Dear Board of Directors,

Unlocking the value in Franklin Resources “Franklin”

Franklin has substantially under-performed its peer group over the past 5 years and currently has the lowest broker ratings among peers with only a single “Buy” recommendation and 5 “Sell” recommendations.

This lack of confidence by the market has led to the point where the business is effectively selling for less than 5 times earnings because cash, investments and net current assets total $8.5bn, equal to 50% of Franklin’s market capitalisation – a remarkably low valuation for a capital light, high return business with an annuity income profile.

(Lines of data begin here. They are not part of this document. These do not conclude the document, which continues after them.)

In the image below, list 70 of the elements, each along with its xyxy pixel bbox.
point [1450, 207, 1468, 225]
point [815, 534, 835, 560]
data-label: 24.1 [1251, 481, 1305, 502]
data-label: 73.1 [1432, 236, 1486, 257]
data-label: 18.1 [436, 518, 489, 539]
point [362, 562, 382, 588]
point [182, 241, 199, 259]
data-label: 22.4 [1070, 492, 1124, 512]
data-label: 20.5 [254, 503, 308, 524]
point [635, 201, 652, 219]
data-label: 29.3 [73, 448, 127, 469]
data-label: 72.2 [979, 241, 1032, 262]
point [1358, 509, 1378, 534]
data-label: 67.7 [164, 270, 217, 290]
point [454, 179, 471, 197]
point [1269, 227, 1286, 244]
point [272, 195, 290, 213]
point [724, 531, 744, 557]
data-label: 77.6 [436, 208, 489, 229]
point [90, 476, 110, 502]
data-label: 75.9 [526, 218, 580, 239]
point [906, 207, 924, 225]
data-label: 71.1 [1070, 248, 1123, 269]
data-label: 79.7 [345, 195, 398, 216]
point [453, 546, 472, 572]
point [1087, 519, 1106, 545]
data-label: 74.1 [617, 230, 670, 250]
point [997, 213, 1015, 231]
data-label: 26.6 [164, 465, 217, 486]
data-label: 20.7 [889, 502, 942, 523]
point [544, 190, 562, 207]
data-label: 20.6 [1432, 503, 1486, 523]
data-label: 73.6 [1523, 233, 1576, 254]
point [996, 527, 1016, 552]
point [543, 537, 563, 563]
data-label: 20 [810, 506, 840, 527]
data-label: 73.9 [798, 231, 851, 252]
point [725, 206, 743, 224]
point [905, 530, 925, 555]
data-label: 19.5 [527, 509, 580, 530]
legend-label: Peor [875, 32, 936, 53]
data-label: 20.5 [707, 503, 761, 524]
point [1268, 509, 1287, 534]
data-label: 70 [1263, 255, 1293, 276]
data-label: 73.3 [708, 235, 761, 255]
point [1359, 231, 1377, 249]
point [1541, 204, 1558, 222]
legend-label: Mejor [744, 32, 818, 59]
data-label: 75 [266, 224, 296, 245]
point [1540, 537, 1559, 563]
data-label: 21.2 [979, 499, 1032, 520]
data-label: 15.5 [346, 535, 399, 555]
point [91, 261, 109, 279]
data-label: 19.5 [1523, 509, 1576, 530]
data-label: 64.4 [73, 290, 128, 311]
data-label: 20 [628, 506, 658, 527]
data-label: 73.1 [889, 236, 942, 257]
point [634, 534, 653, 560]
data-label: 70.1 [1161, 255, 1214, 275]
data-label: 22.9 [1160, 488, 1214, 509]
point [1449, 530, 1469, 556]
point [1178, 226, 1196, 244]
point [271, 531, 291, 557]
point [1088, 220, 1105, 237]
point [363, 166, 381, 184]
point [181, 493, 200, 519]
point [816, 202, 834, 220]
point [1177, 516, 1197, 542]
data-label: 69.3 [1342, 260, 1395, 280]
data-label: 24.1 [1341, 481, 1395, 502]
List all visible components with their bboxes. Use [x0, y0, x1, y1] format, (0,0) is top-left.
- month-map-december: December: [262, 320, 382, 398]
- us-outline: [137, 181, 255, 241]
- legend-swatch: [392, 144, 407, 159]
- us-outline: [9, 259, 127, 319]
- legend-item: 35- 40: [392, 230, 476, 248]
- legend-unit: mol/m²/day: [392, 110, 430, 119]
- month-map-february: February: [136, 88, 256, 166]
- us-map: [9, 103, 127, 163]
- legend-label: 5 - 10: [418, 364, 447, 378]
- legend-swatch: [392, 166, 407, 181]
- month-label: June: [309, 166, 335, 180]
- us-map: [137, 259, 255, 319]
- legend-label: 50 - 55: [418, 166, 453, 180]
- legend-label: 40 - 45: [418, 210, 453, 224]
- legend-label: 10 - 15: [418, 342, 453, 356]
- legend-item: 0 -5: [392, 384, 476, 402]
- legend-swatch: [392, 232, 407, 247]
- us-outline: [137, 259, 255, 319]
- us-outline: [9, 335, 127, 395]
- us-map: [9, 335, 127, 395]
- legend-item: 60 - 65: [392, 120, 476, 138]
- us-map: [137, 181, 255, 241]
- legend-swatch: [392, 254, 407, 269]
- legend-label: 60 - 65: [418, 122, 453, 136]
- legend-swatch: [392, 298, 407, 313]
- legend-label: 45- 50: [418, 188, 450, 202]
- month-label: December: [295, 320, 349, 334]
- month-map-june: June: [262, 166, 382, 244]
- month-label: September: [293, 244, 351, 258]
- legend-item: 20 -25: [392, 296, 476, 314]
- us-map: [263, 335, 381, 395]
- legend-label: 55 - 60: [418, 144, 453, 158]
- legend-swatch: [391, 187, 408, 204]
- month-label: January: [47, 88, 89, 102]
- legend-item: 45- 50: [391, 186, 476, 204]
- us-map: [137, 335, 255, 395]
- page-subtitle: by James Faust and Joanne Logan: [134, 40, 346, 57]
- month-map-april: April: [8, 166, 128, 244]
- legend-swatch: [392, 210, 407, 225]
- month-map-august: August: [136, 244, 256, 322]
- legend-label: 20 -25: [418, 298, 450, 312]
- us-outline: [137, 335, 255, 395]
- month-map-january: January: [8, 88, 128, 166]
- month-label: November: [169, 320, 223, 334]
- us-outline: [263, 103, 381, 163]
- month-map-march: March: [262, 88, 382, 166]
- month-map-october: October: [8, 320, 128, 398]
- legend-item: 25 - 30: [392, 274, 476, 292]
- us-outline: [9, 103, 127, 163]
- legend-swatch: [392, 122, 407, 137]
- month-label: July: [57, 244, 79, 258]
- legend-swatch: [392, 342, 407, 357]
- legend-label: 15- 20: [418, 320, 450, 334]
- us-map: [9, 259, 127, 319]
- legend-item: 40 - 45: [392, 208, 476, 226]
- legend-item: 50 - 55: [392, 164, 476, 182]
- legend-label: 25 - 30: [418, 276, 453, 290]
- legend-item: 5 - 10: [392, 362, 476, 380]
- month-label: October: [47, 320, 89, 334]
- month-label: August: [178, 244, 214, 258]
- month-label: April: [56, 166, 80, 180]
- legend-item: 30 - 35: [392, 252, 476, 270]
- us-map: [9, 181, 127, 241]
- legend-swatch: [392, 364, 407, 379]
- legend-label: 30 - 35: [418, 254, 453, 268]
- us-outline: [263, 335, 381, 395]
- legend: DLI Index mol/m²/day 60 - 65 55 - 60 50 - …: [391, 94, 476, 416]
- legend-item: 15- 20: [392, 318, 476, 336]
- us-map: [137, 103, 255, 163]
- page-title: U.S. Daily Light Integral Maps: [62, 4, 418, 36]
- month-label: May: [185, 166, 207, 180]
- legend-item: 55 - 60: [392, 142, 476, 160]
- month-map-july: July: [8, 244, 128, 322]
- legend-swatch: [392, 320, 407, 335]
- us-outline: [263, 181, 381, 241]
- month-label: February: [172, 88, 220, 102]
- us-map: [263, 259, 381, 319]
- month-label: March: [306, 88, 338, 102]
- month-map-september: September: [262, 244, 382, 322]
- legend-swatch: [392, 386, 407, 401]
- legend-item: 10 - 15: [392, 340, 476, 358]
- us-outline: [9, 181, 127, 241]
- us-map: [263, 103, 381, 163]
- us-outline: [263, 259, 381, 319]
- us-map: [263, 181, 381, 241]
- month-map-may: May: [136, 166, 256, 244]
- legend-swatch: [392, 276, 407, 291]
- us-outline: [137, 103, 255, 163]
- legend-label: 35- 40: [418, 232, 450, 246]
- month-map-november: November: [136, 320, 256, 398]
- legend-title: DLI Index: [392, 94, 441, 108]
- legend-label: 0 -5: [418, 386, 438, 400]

This depressed valuation is substantially below all your listed peers and recent private market transactions, including your own $683m acquisition of Benefit Street Partners “BSP” where it appears that you purchased BSP at an Enterprise Value to AUM ratio of 3%, nearly triple Franklin’s current EV/AUM ratio of 1%.

At the current rate of share re-purchases of 10-12m shares per quarter, I calculate diluted shares outstanding will fall 8% – 10% y/y for the next four quarters and at the current share price, would be funded entirely from net income generated and not from utilising your substantial cash balances. Furthermore, I calculate that Franklin has been re-purchasing shares at a rate of 5% – 6% of traded volume, suggesting there is substantial scope to increase the rate of share re-purchases.

I also note the recent shift in the market bias from “growth” to “value” which is benefitting the relative performance of many of Franklin’s funds.

Therefore, given the current opportunity to invest surplus capital in your own business at a free cash flow yield approaching 25%, together with the relative improvement in the performance of Franklin’s funds, I urge the board to consider options to capitalise on the opportunity at hand and accelerate the re-purchase of the remaining 71.7m shares available under the existing share re-purchase authority.

If this was done via a Modified Dutch Auction at a 10% premium to the current price, this would cost $2.5bn, equal to less than 50% of the company’s net current assets. Furthermore, it would reduce the share count by approximately 20% over the next few quarters, providing shareholders with double-digit earnings per share growth while the improved relative performance of your funds translates through to increased asset flows.

Now more than ever, active fund management needs to demonstrate its value relative to passive fund management and it would be inappropriate for us active asset managers to call on other companies to unlock value when substantial value has not been unlocked internally.
Therefore, as stewards of one of the largest and most respected investment managers globally, I call on you to play your part.

Yours sincerely

 

Sean Peche
Chief Executive Officer

Disclosure:
Ranmore Fund Management Ltd is the appointed Investment Manager of the Ranmore Global Equity Fund Plc, a value oriented Irish UCITS. Ranmore Global Equity Fund Plc is a shareholder in Franklin Resources.